There is some concern about shooting straight lead in the hexagonal Glock barrels and a lot of folks will switch barrels for that reason but I reload with FMJ's so no need to switch.


----------



## Jefflesh (Apr 30, 2010)

SaltyDog,

Thanks for the reply. I think that I might just try lightening up my loads a little bit, I read that this also helps...saves me $130 too. I'll be sure to keep the forum updated as to my findings.

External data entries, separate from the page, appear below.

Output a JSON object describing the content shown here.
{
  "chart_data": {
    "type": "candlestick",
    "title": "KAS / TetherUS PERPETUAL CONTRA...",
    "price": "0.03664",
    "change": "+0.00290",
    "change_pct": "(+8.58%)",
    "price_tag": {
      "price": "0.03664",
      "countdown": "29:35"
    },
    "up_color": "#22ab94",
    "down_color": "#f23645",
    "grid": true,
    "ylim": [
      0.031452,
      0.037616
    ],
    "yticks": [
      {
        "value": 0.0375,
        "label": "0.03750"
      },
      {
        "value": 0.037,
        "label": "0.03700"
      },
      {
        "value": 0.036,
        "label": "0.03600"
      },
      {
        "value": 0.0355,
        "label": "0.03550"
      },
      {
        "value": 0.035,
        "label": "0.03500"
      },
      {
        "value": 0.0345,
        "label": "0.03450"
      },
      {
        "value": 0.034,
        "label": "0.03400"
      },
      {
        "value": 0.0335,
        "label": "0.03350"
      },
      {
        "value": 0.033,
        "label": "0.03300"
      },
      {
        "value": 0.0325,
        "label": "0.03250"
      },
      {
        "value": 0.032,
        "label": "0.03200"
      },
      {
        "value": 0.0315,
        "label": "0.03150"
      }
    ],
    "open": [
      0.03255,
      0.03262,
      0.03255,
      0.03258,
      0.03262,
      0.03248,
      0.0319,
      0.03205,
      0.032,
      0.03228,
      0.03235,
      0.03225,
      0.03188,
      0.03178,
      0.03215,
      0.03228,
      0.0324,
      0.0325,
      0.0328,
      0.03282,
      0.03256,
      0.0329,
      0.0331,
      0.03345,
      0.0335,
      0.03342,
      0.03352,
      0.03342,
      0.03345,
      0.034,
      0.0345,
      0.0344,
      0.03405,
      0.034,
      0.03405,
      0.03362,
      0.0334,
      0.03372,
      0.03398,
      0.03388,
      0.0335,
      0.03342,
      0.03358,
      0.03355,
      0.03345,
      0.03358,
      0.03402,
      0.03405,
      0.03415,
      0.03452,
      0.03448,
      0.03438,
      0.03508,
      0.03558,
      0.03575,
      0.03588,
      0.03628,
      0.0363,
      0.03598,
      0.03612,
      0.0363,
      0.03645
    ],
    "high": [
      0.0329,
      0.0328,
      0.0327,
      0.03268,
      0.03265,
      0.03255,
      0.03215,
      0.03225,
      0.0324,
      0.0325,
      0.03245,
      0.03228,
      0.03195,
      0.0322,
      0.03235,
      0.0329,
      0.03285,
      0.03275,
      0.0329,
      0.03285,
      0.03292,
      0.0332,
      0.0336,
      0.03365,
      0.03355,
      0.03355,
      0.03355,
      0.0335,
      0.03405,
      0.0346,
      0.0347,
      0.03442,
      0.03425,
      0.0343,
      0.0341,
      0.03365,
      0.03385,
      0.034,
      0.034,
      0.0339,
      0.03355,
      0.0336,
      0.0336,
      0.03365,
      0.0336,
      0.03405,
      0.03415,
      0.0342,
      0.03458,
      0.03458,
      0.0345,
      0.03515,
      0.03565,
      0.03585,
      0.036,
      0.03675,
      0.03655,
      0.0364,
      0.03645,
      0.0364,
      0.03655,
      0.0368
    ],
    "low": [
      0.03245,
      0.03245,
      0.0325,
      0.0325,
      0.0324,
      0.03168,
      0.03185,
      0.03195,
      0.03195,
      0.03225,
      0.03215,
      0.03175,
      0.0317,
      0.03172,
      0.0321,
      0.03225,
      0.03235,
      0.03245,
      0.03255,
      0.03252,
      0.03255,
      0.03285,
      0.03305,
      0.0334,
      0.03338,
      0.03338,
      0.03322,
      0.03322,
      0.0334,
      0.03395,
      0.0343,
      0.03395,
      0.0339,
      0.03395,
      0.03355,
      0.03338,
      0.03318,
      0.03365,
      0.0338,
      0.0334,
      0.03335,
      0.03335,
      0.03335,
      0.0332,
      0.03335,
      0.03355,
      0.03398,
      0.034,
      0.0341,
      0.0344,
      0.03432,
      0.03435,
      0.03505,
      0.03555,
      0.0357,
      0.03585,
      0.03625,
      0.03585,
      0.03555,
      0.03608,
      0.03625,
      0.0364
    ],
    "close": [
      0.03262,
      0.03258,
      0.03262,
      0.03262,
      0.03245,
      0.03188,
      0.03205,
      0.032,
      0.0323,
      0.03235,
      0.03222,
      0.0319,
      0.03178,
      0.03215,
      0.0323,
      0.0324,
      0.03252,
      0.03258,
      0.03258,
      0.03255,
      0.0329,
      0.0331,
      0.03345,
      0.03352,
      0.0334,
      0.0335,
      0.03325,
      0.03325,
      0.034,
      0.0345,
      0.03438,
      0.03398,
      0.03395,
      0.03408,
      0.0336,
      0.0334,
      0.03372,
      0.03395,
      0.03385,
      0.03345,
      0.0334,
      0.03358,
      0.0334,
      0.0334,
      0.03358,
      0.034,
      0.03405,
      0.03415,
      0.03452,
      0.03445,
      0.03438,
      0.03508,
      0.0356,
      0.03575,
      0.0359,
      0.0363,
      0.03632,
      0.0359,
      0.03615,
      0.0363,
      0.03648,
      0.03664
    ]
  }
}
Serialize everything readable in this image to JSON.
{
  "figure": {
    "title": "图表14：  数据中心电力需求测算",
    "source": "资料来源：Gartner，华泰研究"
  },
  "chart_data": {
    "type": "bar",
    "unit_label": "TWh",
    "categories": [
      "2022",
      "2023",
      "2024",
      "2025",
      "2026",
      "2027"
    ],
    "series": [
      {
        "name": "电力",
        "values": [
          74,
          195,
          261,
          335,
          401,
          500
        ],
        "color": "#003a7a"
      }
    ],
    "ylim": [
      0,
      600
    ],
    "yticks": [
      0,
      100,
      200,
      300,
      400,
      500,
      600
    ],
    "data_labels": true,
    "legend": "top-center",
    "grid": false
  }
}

Like you, I only shoot FMJ reloads, I read a lot of bad things about shooting lead bullets from the Glock barrels.

Thanks again.

Sincerely,

Jeff


----------



## wkister029 (Jun 24, 2009)

Doing lighter loads doesn't work quite that well, Glock makes their barrels to maximum SAAMI spec which means the case will have to expand to seal the chamber. Great for reliability but it is terrible on brass life. Any of the aftermarket barrels will stop this issue and you get the added benefit of being able to shoot lead bullets without jackets if you want to do it on a more economical basis.


----------



## Bamacraig (Aug 13, 2010)

I shoot reloads out of my 23 and have had zero problems and to top it off I have shoot well over 500 of lead reloads, just have to load them a little hotter. The main reason I can shoot lead without worry is that I acquired my 23 from my dad after around 5,000 rounds and I'm sure I have shot that many through it as well. But I agree there are many people that tell me I am going to destroy my barrell or my hand for shooting lead. I just laugh, my barrel looks brand new!


----------



## Packard (Aug 24, 2010)

Bar-sto indicates that gunsmitthing is required to fit the barrel. They will do it (for a fee) if you send them your pistol. But does that mean the the old barrel won't fit?

See: http://www.barsto.com/gunsmithing.cfm


----------



## dosborn (Apr 17, 2009)

From what I understand, the fitting is done to the barrel, so there should be no change in the slide/frame. I also believe most of their barrels drop right in, but some MAY require fitting.


----------